Em 1961, J. Nuckolls (EUA) e N. Basov (URSS) desenvolveram uma técnica pela qual as reações de fusão nuclear podiam ser obtidas através de altas compressões causadas pela transferência de energia. Assim, programas secretos foram desenvolvidos nos EUA e na Rússia. Posteriormente, a França se junta a esse desenvolvimento, também secreto. Outros países como Alemanha, Japão, Itália e EUA (Rochester) desenvolveram programas abertos.

Em 1965, Artsimovich apresentou os resultados de sua pesquisa, na "2ª Conferência de Plasma e Fusão Controlada", sobre o conceito TOKAMAK (Toroidal KAmera MAgnetiK).

Vista interior do JET TokamakNo conceito TOKAMAK, o campo magnético necessário para confinar o plasma é o resultado da combinação de um campo toroidal, um campo poloidal, ambos criados por bobinas toroidais e um campo vertical (criado por um transformador). O plasma atua como secundário de um transformador em que a corrente é induzida que o aquece. Uma intensidade de corrente variável flui através do primário do transformador.

Em 1968, o vencedor do Prêmio Nobel N. Basov relatou a obtenção de temperaturas de ignição e a produção de nêutrons em reações de fusão nuclear usando lasers. A partir de então, um grande número de dispositivos em construção e operação estava disponível no conceito TOKAMAK, como os seguintes: TFR (França), T-4 e T-11 (URSS), ALCATOR e ORMAK (EUA). Outros, como o T-10 (URSS), PLT (EUA), DITE (GB), ASEDX (RFA) e FRASCATI (EURATOM-Itália) começaram a ser construídos.

Na década de 1970, começou a primeira série de publicações sobre FCI (Nuclear Fusion by Inertial Confinement). Nos EUA, os principais pesquisadores foram Brueckner, Nuckolls, Kidder e Clark. Na Rússia, Basov e sua equipe fizeram o experimento mais avançado, atingindo cerca de 3 milhões de nêutrons na implosão das esferas CD2.

Com base nesse conceito, existem e existem muitas instalações a laser que permitiram pesquisas avançadas sobre fusão nuclear. Destes, podemos destacar: NOVA (40 kJ, EUUU), OMEGA (30 kJ), GEKKO-XII (10 kJ, Japão), PHEBUS (3 kJ, França), VOLCAN (Reino Unido), ISKRA-5 (Rússia).

Dois grandes projetos foram desenvolvidos a partir dessas instalações a laser para demonstrar altos lucros: National Ignition Facility (NIF) nos EUA e Laser Megajoule (LMJ) na França.

Mas o laser não é o único dispositivo capaz de produzir implosões; também se observa que elétrons e feixes de íons leves e pesados ​​são candidatos sérios à fusão nuclear por confinamento inercial. Os seguintes projetos nascem com íons leves: ANGARA e PROTO (Rússia), PBFA-I e PBFA-II (EUA).

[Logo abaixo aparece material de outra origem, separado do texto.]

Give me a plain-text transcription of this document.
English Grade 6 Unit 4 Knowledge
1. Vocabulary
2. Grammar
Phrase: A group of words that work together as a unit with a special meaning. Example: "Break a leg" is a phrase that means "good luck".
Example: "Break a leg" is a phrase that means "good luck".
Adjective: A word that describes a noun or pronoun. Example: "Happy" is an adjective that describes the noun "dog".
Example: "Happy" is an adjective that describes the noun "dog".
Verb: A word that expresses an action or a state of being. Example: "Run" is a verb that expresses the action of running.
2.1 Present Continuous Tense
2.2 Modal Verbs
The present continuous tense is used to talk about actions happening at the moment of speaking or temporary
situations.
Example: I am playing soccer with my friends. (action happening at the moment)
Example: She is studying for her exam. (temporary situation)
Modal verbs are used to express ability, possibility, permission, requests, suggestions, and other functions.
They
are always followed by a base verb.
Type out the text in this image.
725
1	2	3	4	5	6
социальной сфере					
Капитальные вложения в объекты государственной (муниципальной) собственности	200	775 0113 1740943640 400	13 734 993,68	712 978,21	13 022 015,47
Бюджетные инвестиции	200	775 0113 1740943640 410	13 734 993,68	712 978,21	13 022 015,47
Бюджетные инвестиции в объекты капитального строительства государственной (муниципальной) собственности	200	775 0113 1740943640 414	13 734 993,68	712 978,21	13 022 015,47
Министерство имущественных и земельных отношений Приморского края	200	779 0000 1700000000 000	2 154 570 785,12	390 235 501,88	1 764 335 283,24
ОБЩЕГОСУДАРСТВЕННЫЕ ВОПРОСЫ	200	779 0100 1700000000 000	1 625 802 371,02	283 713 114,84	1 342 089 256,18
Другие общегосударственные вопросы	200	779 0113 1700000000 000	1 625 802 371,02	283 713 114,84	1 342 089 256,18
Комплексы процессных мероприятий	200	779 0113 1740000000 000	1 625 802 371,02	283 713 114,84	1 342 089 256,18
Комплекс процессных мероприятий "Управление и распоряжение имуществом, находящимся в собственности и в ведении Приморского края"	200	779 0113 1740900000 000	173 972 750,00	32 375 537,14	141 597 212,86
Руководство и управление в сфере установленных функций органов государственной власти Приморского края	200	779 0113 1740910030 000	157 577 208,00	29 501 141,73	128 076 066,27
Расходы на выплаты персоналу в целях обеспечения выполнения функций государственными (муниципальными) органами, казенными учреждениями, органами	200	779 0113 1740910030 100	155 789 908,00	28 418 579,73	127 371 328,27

Em relação aos íons pesados, uma vez que não existem experimentos, resultados exatos não foram alcançados, embora certas previsões tenham sido feitas através de simulações teóricas, como as feitas no Projeto HIDIF (Projeto de Íons Pesados ​​de Instalações de Ignição), patrocinado por vários laboratórios e institutos europeus. e pelo laboratório americano Lawrence Berkeley.

Nos anos 90, as instalações do tipo TOKAMAK: JET (EURATOM), TFTR (EUA) e JT-60 (Japão), permitiram obter alguma energia. O primeiro foi o JET, que com uma mistura de D (90%) e T (10%) alcançou em 1991 uma potência de 1,7 MW. Posteriormente, em 1993, o TFTR com uma mistura de 50% DT atingiu 6 MW, atingindo temperaturas de 30 keV. No aquecimento foram gastos 29 MW. Atualmente, o TFTR está fechado. Até o momento, até 12 MW de potência foram produzidos em reações de fusão nuclear controlada por mais de um segundo (JET, 1997) e há confiança de que, com os atuais avanços tecnológicos, será possível atingir a faixa comercial de centenas de MW mantido.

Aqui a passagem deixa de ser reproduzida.